É fácil bater na polícia
Não encontrei um padrão que me permita catalogar profissões, grupos de pessoas ou bairros com a etiqueta fulminante do racismo. Por isso, “ser Jamaica” está certo. Mas “ser polícia” também está.
“Bófia de merda, eu a ti vou-te chinar o pescoço” – estas foram as palavras à chegada de um polícia momentos antes de levar uma facada. Um pequeno momento de hesitação e acabou na urgência do hospital. Este caso verdadeiro é só um exemplo. Quem anda nos tribunais sabe que incidentes destes se repetem às centenas e raramente fazem a notícia do dia. Estamos formatados para culpar o polícia que pisa o risco; não para sermos solidários com o polícia que sofre violência.
Há situações em que o polícia não tem muitas opções. Se actua com diplomacia, arrisca levar uns murros ou pior. Se é mais prevenido e usa a força, o mais certo é acabar nas bocas do mundo acusado de brutalidade. Duma maneira ou doutra, a probabilidade do polícia apanhar é grande.
Na manhã de 20 de Janeiro, no bairro da Jamaica, alguém em aflição pediu ajuda à PSP do Seixal. A operação acabou mal, com pancadaria entre polícias e moradores. A PSP disse que foi recebida à pedrada e usou a força para travar moradores violentos que queriam impedir uma detenção. Outros disseram que houve racismo e brutalidade policial. Pode ter sido uma coisa ou outra, ou até um pouco de tudo. Ninguém sério está em condições de atribuir as culpas, antes de concluídos os inquéritos abertos pelo Ministério Público e PSP.
Mas a polícia começou logo a levar. Nas televisões só vimos a segunda parte do filme e fixámo-nos mais nos polícias que batiam do que nos polícias que levavam. O ministro da Administração Interna proclamou rapidamente “Jamaica somos todos nós”. Claro que somos Jamaica. Já éramos, aliás. O grave e indigno problema social que ali existe é muito antigo. A Mamadou Ba, da associação SOS Racismo e assessor partidário, bastou-lhe ver pessoas negras envolvidas para sentenciar que a “bosta de bófia” foi racista. Nem reparou que excesso de força e racismo são coisas distintas. O Presidente Marcelo também não perdeu tempo a ir ao bairro distribuir afectos. Ao que parece, fez até umas selfies com arguidos que se envolveram na pancadaria. Não foi à esquadra da PSP do Seixal ver o polícia que levou uma pedrada na boca. Isso não. Os polícias não gostaram. Acho compreensível. Quando o Ministério Público concluir o inquérito saberemos quem posava com o sorridente Presidente Marcelo nas selfies: se vítimas inocentes de brutalidade policial; se pessoas que atiram pedras à polícia e desprezam a autoridade do Estado.
Eu não arrisco. Fui juiz naquela zona muitos anos.

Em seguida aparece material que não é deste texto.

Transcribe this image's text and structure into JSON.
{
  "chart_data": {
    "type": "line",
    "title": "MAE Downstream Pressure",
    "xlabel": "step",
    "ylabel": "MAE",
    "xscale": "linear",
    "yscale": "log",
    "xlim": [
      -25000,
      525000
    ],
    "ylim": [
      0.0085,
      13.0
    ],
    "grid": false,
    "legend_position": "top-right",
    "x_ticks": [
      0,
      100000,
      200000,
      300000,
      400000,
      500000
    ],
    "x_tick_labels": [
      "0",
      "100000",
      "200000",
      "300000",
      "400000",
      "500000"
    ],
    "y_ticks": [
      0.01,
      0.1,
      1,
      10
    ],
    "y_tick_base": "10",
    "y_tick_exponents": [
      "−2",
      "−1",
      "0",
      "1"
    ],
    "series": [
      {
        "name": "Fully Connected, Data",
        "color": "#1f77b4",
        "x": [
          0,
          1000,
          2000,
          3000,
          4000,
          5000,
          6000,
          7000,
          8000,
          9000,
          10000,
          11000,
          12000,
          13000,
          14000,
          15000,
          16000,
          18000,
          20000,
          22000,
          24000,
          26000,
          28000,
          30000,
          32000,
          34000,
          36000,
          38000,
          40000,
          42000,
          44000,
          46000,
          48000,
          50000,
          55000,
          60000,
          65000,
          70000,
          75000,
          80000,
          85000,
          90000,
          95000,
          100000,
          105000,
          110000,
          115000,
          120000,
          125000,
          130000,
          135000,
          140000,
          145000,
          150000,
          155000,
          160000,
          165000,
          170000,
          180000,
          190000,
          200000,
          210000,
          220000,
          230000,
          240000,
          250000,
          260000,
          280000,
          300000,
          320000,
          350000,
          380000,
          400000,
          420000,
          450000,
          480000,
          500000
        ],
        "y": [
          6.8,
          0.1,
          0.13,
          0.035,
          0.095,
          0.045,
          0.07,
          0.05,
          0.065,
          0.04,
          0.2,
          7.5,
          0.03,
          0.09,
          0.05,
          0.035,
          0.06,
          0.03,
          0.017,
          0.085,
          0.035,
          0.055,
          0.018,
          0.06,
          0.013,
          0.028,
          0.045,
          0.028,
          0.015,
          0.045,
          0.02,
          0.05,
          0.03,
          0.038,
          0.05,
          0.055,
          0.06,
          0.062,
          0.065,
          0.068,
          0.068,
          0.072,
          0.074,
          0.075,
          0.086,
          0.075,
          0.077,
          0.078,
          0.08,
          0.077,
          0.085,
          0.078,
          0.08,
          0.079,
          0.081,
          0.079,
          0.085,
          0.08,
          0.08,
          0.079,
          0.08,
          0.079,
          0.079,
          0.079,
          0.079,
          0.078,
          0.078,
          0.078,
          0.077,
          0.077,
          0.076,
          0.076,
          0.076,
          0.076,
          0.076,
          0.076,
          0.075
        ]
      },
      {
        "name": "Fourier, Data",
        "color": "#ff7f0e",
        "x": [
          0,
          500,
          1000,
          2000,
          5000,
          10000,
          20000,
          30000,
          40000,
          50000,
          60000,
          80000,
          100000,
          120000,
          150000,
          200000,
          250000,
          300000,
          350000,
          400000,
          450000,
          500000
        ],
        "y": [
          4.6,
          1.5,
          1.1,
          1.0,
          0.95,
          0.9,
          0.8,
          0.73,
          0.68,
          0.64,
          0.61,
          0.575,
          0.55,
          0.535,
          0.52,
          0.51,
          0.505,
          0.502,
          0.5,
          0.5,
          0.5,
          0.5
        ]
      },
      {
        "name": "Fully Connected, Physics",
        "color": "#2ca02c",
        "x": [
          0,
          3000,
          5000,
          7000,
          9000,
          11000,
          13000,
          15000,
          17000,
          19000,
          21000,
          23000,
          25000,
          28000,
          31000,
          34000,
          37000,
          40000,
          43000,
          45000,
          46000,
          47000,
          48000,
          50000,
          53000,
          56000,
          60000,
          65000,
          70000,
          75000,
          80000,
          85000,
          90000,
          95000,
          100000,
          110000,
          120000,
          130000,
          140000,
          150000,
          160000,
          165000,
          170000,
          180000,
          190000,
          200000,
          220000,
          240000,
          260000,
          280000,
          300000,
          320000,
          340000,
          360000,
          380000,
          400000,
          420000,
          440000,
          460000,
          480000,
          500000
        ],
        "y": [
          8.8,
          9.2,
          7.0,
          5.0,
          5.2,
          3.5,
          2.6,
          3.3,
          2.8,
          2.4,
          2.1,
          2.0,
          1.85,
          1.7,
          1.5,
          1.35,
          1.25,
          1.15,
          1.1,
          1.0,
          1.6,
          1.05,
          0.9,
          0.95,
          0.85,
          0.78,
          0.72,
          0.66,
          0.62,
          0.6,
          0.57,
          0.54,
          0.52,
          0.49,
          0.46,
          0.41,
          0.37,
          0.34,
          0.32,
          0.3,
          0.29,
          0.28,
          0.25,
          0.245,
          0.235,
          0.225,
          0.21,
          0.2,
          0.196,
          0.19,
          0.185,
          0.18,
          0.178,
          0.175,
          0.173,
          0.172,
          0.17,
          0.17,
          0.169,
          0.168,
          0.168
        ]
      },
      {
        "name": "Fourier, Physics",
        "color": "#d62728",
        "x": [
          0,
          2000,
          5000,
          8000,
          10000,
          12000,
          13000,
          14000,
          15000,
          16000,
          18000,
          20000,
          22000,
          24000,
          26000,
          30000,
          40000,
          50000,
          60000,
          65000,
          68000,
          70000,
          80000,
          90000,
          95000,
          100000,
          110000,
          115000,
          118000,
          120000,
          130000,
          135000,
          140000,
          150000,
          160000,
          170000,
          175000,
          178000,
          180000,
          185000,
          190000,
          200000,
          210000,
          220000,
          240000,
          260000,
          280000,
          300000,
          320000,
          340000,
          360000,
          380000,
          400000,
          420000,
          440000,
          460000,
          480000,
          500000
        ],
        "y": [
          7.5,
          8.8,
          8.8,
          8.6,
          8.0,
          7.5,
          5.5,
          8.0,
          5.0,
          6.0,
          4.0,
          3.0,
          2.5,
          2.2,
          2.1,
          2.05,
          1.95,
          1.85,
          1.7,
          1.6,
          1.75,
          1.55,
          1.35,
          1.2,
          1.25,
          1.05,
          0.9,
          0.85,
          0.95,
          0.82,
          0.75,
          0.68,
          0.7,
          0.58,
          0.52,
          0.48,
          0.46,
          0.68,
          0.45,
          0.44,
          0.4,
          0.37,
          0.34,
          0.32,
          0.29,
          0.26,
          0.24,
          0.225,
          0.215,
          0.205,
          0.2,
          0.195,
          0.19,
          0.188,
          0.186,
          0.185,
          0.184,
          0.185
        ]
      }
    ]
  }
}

Conheço bem o bairro da Jamaica e muitos outros bairros sociais no distrito de Setúbal. Há lá gente espectacular e gente criminosa que não interessa. Como em todo o lado. Vi casos de agentes da PSP e militares da GNR que abusaram dos poderes e maltrataram pessoas. Casos de polícias que desconfiam de quem mora em bairros sociais. Mas também vi habitantes de bairros sociais que odeiam a polícia. Polícias selvaticamente agredidos a murro, cabeçada e pontapé, prostrados no chão com fogareiros atirados à cabeça. Polícias que foram ajudar alguém e saíram de lá feridos à bala ou à facada. Polícias com paciência de santo a aturar insultos de bêbados. Vi isso com polícias, arguidos e vítimas brancos, negros e de outras raças e etnias. Não encontrei um padrão que me permita catalogar profissões, grupos de pessoas ou bairros com a etiqueta fulminante do racismo.
Por isso, “ser Jamaica” está certo. Mas “ser polícia” também está. Sobretudo, quando pensamos nos 27 polícias mortos em serviço, nos 16.000 polícias agredidos, nas centenas de polícias com baixa psiquiátrica, nos 141 polícias que se suicidaram (dados dos últimos 10 anos: “Os polícias não choram”, de Miguel Rodrigues). Quando pensamos nos polícias que dormem em pensões de prostituição, corredores de esquadras ou automóveis, porque não têm dinheiro para pagar um quarto. Quando pensamos nos 789,54 euros de salário bruto de um polícia e nos que têm os salários penhorados e se vêm obrigados a fazer “ganchos” noutros trabalhos para poderem sustentar as famílias.
Se um Estado solidário não pode permitir bairros Jamaica, um Estado decente, que leva a sério a sua autoridade, também não pode tratar assim os polícias. É muito fácil bater-lhes. Mas não nos ficava mal dedicar-lhes também, de vez em quando, algum afecto.